Use the following commands to run the rApp within the cluster:

python3 ./mon-rapp.py
danger

Make sure the BubbleRAN rApp SDK is installed in your environment. You can install it using the command pip3 install br-rapp-sdk.

danger

Run the rApp inside the cluster, and make sure your kubeconfig file is located at ~/.kube/config.

Check for the status of the deployment using the command brc observe, you should see two new xapp named monitoring-python.dynxapp-monitoring-python-3df268-ric.oran for RLC and monitoring-python.dynxapp-monitoring-python-cef9d8-ric.oran for MAC in the list of deployed xApps. Please wait until both are in the 1/1 Y state, which indicates that they have been successfully deployed and are running.

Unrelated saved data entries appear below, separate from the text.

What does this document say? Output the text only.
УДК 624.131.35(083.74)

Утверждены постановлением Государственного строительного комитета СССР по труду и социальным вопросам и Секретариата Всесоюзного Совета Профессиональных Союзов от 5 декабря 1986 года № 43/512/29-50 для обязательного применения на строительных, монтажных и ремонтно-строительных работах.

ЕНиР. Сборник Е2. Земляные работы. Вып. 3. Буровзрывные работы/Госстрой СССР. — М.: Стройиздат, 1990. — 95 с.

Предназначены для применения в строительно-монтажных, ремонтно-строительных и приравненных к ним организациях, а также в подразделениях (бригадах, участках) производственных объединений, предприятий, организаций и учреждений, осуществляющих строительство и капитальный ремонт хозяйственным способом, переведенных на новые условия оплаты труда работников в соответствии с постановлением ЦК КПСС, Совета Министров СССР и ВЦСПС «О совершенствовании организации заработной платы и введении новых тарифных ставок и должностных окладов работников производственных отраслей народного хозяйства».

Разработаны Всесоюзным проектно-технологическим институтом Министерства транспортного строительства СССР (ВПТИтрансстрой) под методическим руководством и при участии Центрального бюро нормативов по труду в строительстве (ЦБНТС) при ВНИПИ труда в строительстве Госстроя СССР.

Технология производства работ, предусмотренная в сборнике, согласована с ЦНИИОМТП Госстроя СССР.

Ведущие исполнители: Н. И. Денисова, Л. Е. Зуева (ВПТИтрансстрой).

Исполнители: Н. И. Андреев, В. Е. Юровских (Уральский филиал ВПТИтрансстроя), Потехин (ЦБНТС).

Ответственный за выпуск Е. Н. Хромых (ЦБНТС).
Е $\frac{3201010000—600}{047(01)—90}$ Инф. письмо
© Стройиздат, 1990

To view collected metrics in the MySQL database, run:

brc cic mysql-db.sdl.oran   run --follow -- sql
SELECT * FROM MAC_UE ORDER BY tstamp DESC LIMIT 10;
SELECT * FROM RLC_bearer ORDER BY tstamp DESC LIMIT 10;

💬 Questions

  1. What MAC-layer metrics are collected by the monitoring rApp? Hint: Use the command DESCRIBE MAC_UE; in the MySQL CLI.
  2. What RLC-layer metrics are collected by the monitoring rApp? Hint: Use the command DESCRIBE RLC_bearer; in the MySQL CLI.
  3. Can the rApp perform monitoring without an xApp? Why or why not?
  4. Extend the experiment by modifying the MonitoringJob definition to use both MAC and RLC service models in a single job. What differences do you observe compared to deploying them in separate jobs?